Gengobe, un samouraï déchu, doit réunir la somme de 100 ryo pour rejoindre l’expédition des 47 ronin dont il a été exclu. Dépouillé par Koman, une geisha dont il se croyait aimé, il se transforme en meurtrier, tourmenté par les démons de la jalousie…J’ai trouvé ça extraordinaire. Dans sa trame narrative, c’est du chanbara traditionnel, avec ronin et geisha, mâtiné d’histoire de fantômes, mais le tout revu par un cinéaste de la nouvelle vague japonaise, Toshio Matsumoto, qu’on connaît pour "Les funérailles des roses" mais qui s’est surtout consacré à la réalisation de courts-métrages expérimentaux. "Shura" n’a rien d’expérimental à proprement parler, formellement et narrativement il est même moins audacieux que "Les funérailles des roses". Mais par ses effets de mise en scène et de montage, il se présente clairement comme un jeu réflexif sur les formes classiques du chanbara et choisit de représenter le monde des samouraïs pour ce qu’il est: du théâtre. On pourrait dire, au meilleur sens du terme, que c’est du théâtre filmé. C’est vraiment dommage que cette expression ait un sens aussi péjoratif et signifie le degré zéro de la mise en scène. Ça devrait signifier le contraire: une mise en scène au carré, ou du théâtre filmé comme tel, comme représentation.
Le scénario se fonde sur une pièce de kabuki de 1825 qui évoque un épisode secondaire de la geste des 47 ronin. Pour en avoir lu un résumé, on voit qu’il s’agit plus d’une réécriture que d’une reprise fidèle: plusieurs personnages et péripéties de la pièce sont supprimés pour aller vers une plus grande épure. Loin de cacher ces origines théâtrales, le film ne cesse de les exhiber: les décors sont filmés comme tels; le monde n’est qu’une scène, un huis clos sans dehors, enveloppé de nuit; le film respecte une stricte unité de temps sur chacun des deux actes qui le constituent; la théâtralité est constamment thématisée dans le dialogue puisque les personnages ont tous une double identité et doivent régulièrement jouer la comédie.

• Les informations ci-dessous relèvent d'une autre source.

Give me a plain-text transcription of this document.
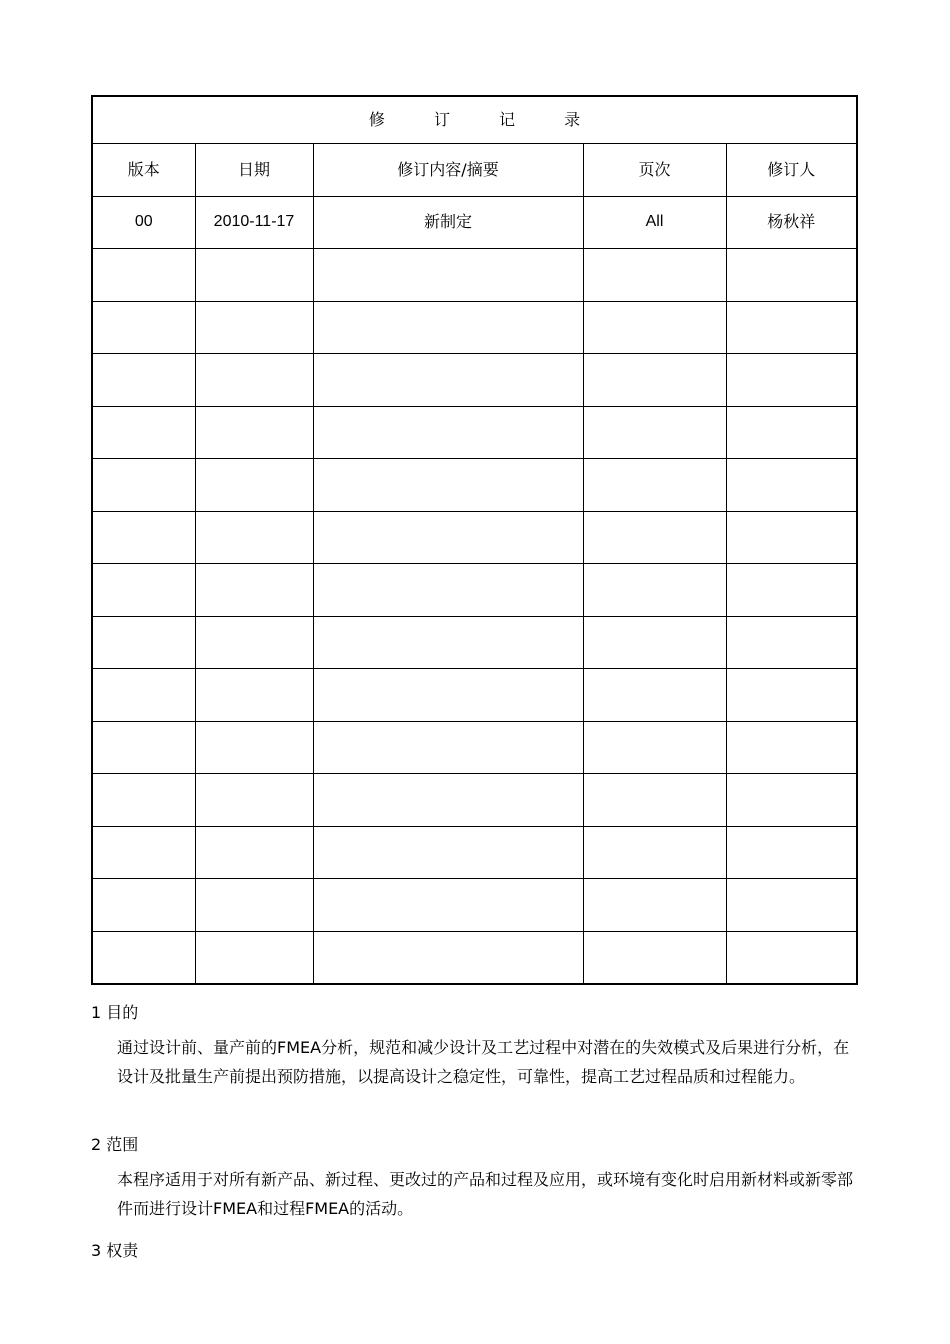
修 订 记 录				
版本	日期	修订内容/摘要	页次	修订人
00	2010-11-17	新制定	All	杨秋祥

1 目的
通过设计前、量产前的FMEA分析，规范和减少设计及工艺过程中对潜在的失效模式及后果进行分析，在设计及批量生产前提出预防措施，以提高设计之稳定性，可靠性，提高工艺过程品质和过程能力。
2 范围
本程序适用于对所有新产品、新过程、更改过的产品和过程及应用，或环境有变化时启用新材料或新零部件而进行设计FMEA和过程FMEA的活动。
3 权责
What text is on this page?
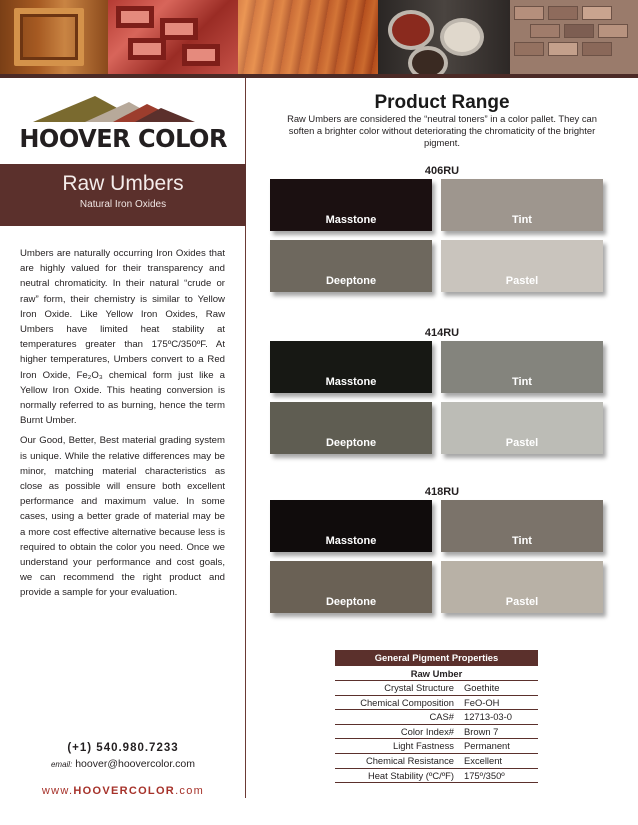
HOOVER COLOR
Raw Umbers
Natural Iron Oxides

Umbers are naturally occurring Iron Oxides that are highly valued for their transparency and neutral chromaticity. In their natural “crude or raw” form, their chemistry is similar to Yellow Iron Oxide. Like Yellow Iron Oxides, Raw Umbers have limited heat stability at temperatures greater than 175ºC/350ºF. At higher temperatures, Umbers convert to a Red Iron Oxide, Fe₂O₃ chemical form just like a Yellow Iron Oxide. This heating conversion is normally referred to as burning, hence the term Burnt Umber.

Our Good, Better, Best material grading system is unique. While the relative differences may be minor, matching material characteristics as close as possible will ensure both excellent performance and maximum value. In some cases, using a better grade of material may be a more cost effective alternative because less is required to obtain the color you need. Once we understand your performance and cost goals, we can recommend the right product and provide a sample for your evaluation.

(+1) 540.980.7233
email: hoover@hoovercolor.com
www.HOOVERCOLOR.com
Product Range
Raw Umbers are considered the “neutral toners” in a color pallet. They can soften a brighter color without deteriorating the chromaticity of the brighter pigment.
406RU
Masstone	Tint
Deeptone	Pastel
414RU
Masstone	Tint
Deeptone	Pastel
418RU
Masstone	Tint
Deeptone	Pastel
General Pigment Properties
Raw Umber
Crystal Structure Goethite
Chemical Composition FeO-OH
CAS# 12713-03-0
Color Index# Brown 7
Light Fastness Permanent
Chemical Resistance Excellent
Heat Stability (ºC/ºF) 175º/350º
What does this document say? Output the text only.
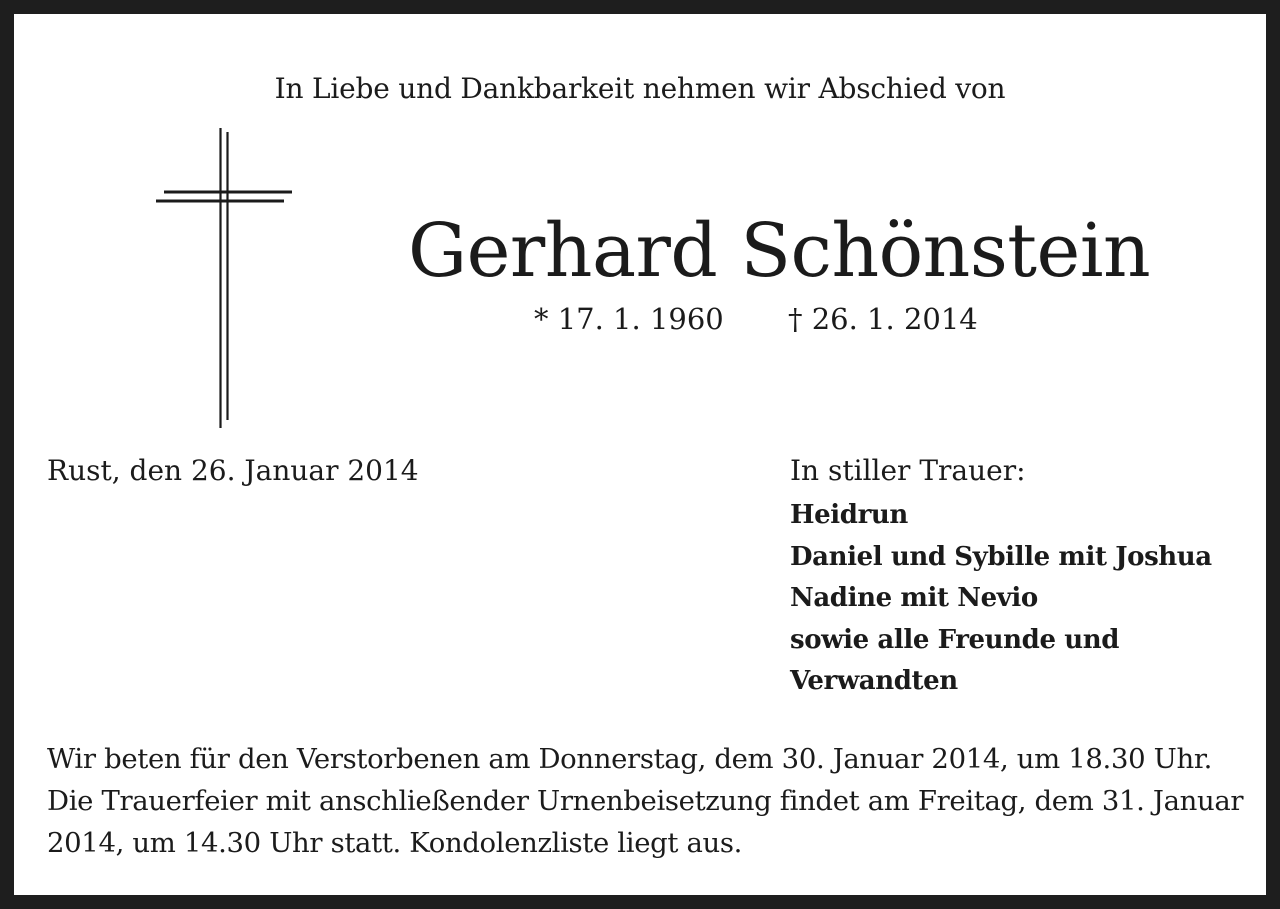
In Liebe und Dankbarkeit nehmen wir Abschied von
Gerhard Schönstein
* 17. 1. 1960 † 26. 1. 2014
Rust, den 26. Januar 2014	In stiller Trauer:
Heidrun
Daniel und Sybille mit Joshua
Nadine mit Nevio
sowie alle Freunde und
Verwandten

Wir beten für den Verstorbenen am Donnerstag, dem 30. Januar 2014, um 18.30 Uhr.

Die Trauerfeier mit anschließender Urnenbeisetzung findet am Freitag, dem 31. Januar

2014, um 14.30 Uhr statt. Kondolenzliste liegt aus.
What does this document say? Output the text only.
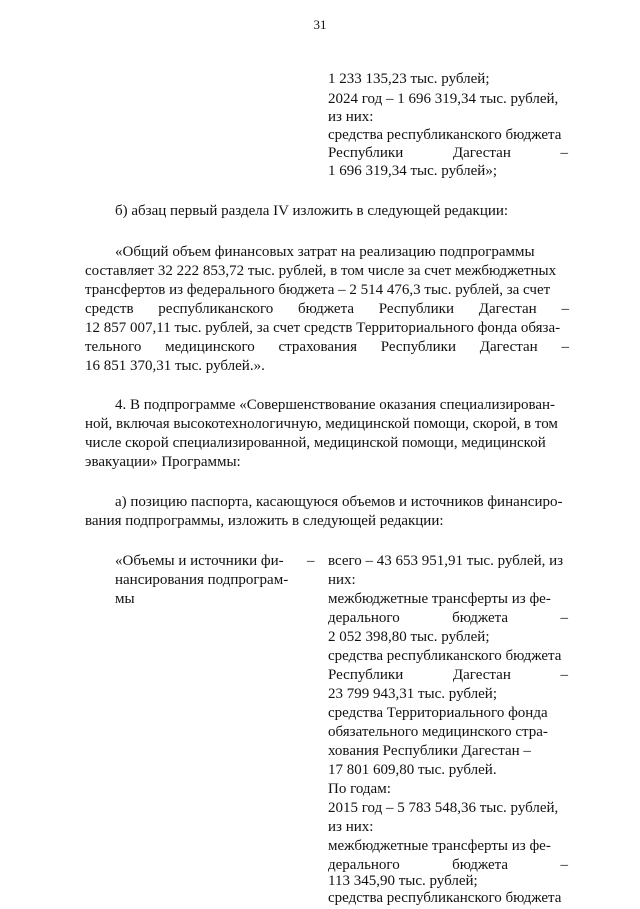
31

1 233 135,23 тыс. рублей;

2024 год – 1 696 319,34 тыс. рублей,

из них:

средства республиканского бюджета

Республики	Дагестан	–

1 696 319,34 тыс. рублей»;

б) абзац первый раздела IV изложить в следующей редакции:

«Общий объем финансовых затрат на реализацию подпрограммы

составляет 32 222 853,72 тыс. рублей, в том числе за счет межбюджетных

трансфертов из федерального бюджета – 2 514 476,3 тыс. рублей, за счет

средств республиканского бюджета Республики Дагестан –

12 857 007,11 тыс. рублей, за счет средств Территориального фонда обяза-

тельного медицинского страхования Республики Дагестан –

16 851 370,31 тыс. рублей.».

4. В подпрограмме «Совершенствование оказания специализирован-

ной, включая высокотехнологичную, медицинской помощи, скорой, в том

числе скорой специализированной, медицинской помощи, медицинской

эвакуации» Программы:

а) позицию паспорта, касающуюся объемов и источников финансиро-

вания подпрограммы, изложить в следующей редакции:

«Объемы и источники фи-

нансирования подпрограм-

мы

– всего – 43 653 951,91 тыс. рублей, из

них:

межбюджетные трансферты из фе-

дерального	бюджета	–

2 052 398,80 тыс. рублей;

средства республиканского бюджета

Республики	Дагестан	–

23 799 943,31 тыс. рублей;

средства Территориального фонда

обязательного медицинского стра-

хования Республики Дагестан –

17 801 609,80 тыс. рублей.

По годам:

2015 год – 5 783 548,36 тыс. рублей,

из них:

межбюджетные трансферты из фе-

дерального	бюджета	–

113 345,90 тыс. рублей;

средства республиканского бюджета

Le plan de droite, c’est pour jouer avec les sentiments des De PalmiensLe film commence symboliquement par un coucher de soleil. C’est le seul plan en couleurs du film. Après ça, le film plonge dans un noir et blanc expressionniste à couper au couteau. Le soleil disparu, tout ce qu’il représente sombre avec lui: les valeurs de loyauté et de courage qui fondent prétendument le monde des samouraïs; c’en est fini du monde des dieux et des pères: tous les personnages principaux sont des enfants perdus, des filles vendues, des fils déshérités. Ne reste qu’un univers de signes équivoques, d'écritures trompeuses, où s'est perdu ce qui fondait le sens et la valeur des choses (à la place il n'y a qu'un vide, si on suit la circulation des 100 ryo qui sert de fil directeur au récit).
Univers tragique d’illusions et de mensonges, où la réalité accomplit ce qui a d'abord été vu en rêve et où le héros peut monologuer sur le peu de consistance de ce monde. La mort elle-même n’y appartient plus en propre à celui qui meurt – puisque souvent on n'y meurt même pas en son nom mais à la place d’un autre. On est vraiment très proche de Shakespeare et du vertige qui saisit ses personnages quand se révèle à eux le non-être des choses – tout ça au milieu d’un bain de sang cyclopéen, d’une noirceur totale, qui rappelle les tragédies les plus sombres.
Je mettrais ma main au feu que Tarantino avait ce film en tête pour plusieurs scènes de "The Hateful Eight"Je ne m’explique pas que ce film somnole dans un relatif oubli. Chef d’œuvre immédiat et définitif en ce qui me concerne. N’est-ce pas, Mr Zob ?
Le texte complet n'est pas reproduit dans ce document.